Viés de confirmação é a tendência que todos nós temos em levar em consideração apenas as informações que estão de acordo com nossas crenças. Seja quando lemos um livro, notícia no jornal, internet ou revista; assistimos a uma notícia no telejornal, um filme, aula, ou mesmo numa conversa entre amigos; inconscientemente absorvemos aquelas informações que fortalecem nossas crenças e rejeitamos aquelas que vão de encontro a elas, independentemente das evidências, das provas, do senso comum, e muitas vezes, até mesmo do bom senso. É a interpretação seletiva e tendenciosa da realidade de acordo com nossos desejos mais íntimos e crenças mais arraigadas.
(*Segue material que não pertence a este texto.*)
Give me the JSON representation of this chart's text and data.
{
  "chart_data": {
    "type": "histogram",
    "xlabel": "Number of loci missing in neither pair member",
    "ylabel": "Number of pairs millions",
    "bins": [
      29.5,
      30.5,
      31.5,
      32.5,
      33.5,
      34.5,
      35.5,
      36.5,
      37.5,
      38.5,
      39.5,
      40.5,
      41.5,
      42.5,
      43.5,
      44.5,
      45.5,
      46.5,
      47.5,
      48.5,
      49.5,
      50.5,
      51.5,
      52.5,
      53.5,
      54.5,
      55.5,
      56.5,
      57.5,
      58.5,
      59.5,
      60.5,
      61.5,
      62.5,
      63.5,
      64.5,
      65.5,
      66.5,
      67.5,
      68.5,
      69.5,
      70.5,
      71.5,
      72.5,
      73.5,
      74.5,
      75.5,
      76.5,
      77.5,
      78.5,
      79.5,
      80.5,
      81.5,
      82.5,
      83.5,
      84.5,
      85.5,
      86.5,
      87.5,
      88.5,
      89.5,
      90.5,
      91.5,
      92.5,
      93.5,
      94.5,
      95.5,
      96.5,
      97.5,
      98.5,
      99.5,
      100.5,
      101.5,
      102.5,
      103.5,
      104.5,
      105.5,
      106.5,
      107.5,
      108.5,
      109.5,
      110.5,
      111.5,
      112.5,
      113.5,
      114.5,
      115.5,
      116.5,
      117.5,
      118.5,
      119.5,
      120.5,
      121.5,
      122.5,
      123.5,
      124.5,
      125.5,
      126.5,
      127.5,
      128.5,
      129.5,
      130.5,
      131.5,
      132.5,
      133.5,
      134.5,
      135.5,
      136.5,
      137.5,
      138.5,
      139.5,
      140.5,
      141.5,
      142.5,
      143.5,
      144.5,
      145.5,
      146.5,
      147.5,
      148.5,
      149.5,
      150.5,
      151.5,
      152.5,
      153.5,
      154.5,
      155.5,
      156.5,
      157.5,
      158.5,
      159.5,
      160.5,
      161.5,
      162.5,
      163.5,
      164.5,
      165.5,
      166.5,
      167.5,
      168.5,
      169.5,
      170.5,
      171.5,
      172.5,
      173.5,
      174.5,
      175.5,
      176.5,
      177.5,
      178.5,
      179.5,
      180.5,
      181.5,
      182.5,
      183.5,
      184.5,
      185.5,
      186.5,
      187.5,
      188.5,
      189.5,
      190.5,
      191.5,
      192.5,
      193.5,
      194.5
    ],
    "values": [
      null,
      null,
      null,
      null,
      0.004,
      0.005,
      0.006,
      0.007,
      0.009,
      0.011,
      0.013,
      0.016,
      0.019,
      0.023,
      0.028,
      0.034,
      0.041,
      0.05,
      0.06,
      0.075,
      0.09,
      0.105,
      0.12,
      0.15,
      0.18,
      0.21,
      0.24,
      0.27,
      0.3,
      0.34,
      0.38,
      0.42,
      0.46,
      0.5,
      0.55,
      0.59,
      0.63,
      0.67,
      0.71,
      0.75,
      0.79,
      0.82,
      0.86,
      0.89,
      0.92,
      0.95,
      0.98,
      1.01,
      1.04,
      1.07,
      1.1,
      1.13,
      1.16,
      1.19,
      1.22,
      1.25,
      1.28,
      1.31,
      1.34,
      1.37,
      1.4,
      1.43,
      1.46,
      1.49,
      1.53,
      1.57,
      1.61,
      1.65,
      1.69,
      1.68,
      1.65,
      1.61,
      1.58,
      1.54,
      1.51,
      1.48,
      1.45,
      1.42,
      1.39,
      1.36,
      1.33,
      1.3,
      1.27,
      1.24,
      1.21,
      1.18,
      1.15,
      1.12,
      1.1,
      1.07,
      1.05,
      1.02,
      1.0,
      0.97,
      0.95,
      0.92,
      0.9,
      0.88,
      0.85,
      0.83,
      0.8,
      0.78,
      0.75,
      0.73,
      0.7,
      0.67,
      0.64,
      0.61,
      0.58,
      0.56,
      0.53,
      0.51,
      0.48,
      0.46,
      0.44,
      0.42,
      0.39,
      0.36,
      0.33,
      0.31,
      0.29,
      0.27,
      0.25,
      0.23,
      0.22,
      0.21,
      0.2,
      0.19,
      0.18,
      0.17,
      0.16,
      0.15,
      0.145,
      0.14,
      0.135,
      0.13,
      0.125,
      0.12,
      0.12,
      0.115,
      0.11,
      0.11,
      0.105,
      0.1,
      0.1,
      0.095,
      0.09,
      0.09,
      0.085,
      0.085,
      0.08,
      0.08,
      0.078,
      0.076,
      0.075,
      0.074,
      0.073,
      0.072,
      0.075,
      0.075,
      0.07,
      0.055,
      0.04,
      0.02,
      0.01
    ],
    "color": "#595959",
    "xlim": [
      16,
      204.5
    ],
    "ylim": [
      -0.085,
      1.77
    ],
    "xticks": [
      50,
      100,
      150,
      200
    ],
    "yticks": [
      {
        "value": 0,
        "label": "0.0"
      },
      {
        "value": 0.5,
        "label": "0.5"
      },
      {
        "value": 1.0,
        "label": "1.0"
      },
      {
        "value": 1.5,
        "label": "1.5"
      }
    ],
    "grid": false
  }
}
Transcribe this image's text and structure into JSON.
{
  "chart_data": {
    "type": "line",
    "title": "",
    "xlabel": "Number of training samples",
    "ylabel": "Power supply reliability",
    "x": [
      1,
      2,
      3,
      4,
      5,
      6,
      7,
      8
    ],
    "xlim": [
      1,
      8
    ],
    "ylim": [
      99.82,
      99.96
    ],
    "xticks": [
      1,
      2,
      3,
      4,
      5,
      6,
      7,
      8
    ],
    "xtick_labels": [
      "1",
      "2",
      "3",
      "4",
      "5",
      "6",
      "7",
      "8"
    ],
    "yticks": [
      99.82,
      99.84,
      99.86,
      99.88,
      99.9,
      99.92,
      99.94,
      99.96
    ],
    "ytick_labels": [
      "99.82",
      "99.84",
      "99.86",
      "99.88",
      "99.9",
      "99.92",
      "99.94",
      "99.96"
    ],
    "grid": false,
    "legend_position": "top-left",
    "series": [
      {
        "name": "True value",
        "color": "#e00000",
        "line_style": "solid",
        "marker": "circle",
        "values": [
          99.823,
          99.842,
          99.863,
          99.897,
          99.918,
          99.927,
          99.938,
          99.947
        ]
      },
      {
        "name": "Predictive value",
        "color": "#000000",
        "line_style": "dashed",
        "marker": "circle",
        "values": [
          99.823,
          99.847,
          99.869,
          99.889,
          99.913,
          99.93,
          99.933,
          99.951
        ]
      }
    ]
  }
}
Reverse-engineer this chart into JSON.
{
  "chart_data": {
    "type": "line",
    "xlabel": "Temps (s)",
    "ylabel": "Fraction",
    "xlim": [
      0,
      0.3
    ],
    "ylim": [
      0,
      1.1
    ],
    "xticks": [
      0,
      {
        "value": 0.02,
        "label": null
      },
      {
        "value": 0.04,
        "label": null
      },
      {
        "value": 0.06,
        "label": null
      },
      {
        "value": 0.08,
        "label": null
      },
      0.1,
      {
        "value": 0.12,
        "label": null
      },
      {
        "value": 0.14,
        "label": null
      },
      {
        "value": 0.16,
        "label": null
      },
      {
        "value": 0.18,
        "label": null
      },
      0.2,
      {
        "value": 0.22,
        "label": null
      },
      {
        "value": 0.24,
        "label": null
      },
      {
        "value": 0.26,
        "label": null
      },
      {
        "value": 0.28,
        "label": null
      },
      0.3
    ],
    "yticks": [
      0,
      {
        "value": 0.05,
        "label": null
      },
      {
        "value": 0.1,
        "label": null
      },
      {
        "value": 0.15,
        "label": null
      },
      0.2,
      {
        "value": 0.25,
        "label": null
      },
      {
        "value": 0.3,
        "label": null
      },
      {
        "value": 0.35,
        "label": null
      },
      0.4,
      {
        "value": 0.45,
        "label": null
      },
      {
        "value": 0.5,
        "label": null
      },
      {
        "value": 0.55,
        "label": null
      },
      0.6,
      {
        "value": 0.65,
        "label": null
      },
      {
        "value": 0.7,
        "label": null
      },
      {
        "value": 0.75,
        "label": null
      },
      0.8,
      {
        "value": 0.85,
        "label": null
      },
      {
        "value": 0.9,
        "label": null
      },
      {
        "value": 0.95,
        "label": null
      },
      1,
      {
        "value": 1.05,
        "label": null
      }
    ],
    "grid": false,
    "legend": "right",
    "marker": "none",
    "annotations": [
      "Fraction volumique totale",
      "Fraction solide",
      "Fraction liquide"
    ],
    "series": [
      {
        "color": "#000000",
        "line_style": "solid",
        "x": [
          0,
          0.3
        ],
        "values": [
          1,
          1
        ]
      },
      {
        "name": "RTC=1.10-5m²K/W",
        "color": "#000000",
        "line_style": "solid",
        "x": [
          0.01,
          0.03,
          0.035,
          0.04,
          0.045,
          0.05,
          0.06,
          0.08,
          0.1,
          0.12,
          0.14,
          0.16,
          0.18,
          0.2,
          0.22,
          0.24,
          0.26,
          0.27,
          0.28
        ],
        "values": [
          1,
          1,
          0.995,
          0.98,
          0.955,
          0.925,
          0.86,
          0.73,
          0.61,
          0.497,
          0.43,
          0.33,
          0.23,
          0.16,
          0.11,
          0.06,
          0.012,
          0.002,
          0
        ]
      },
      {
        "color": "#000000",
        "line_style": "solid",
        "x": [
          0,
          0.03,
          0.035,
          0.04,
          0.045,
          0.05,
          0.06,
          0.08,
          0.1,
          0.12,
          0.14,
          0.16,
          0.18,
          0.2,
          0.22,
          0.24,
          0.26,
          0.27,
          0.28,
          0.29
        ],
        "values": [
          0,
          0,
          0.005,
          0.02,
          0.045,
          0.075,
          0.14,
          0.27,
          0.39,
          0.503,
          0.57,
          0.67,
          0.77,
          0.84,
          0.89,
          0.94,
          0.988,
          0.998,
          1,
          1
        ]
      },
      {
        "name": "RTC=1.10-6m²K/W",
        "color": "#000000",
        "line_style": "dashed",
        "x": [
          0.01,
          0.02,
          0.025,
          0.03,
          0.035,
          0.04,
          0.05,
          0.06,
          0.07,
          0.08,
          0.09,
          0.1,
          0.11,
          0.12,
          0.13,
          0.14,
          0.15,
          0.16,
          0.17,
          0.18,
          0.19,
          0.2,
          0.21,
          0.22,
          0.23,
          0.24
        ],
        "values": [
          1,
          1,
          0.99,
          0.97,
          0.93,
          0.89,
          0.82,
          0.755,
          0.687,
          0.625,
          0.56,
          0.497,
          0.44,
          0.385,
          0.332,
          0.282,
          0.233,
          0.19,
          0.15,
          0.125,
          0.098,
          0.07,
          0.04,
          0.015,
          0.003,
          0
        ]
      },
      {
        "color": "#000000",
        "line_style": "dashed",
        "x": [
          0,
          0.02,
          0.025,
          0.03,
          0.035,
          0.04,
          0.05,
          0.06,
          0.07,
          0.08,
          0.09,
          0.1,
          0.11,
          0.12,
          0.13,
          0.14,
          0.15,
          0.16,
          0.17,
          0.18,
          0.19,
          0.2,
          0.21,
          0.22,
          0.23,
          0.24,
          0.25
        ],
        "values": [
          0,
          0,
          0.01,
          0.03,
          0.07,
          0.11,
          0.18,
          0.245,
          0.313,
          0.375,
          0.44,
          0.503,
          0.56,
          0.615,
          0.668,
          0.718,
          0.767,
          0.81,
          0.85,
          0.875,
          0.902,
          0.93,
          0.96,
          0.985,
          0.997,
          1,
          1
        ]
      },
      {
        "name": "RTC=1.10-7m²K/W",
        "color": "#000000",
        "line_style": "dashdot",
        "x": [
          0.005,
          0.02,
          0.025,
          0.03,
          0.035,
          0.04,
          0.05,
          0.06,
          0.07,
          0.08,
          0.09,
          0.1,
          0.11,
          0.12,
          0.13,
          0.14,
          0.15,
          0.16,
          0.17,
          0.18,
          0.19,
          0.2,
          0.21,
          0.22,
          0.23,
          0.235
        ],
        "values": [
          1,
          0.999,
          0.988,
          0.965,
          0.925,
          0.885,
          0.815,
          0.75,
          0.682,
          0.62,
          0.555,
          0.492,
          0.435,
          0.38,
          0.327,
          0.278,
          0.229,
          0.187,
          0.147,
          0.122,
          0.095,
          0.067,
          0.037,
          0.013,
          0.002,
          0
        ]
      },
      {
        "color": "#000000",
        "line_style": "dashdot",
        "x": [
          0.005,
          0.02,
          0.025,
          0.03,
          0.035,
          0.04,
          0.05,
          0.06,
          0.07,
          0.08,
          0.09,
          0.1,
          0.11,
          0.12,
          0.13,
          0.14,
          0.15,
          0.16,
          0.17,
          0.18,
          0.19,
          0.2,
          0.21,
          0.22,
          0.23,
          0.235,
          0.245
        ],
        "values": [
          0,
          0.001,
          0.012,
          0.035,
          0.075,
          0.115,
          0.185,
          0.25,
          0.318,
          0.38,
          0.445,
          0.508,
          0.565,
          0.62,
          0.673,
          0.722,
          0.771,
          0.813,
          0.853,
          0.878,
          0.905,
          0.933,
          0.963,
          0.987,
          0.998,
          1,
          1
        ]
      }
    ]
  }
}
Todos agimos assim - em menor ou maior grau.

O viés de confirmação é o pai de todas as crenças.

Até hoje existem aqueles que acreditam em criacionismo, deuses astronautas, curas quânticas, telepatia, telecinese, milagres, astrologia e mais uma infinidade de ideias sem base na realidade. Estas crenças se tornam ainda mais fortes se aqueles que creem são confrontados com provas de que aquilo em que acreditam não tem fundamento, por mais sólidas que as evidências sejam. Elas se fecham naquilo em que acreditam e nada as dissuadirá do contrário. Rebaterão com todas as controvérsias e lacunas no conhecimento que porventura existam sobre o assunto em questão - por mais bem estabelecido que seja - mas nunca colocarão em questão suas crenças - por mais absurdas que sejam. Paradoxalmente nos aconselharão a “abrir a mente” e “buscar o conhecimento”, mas nunca admitirão que se questionem suas crenças.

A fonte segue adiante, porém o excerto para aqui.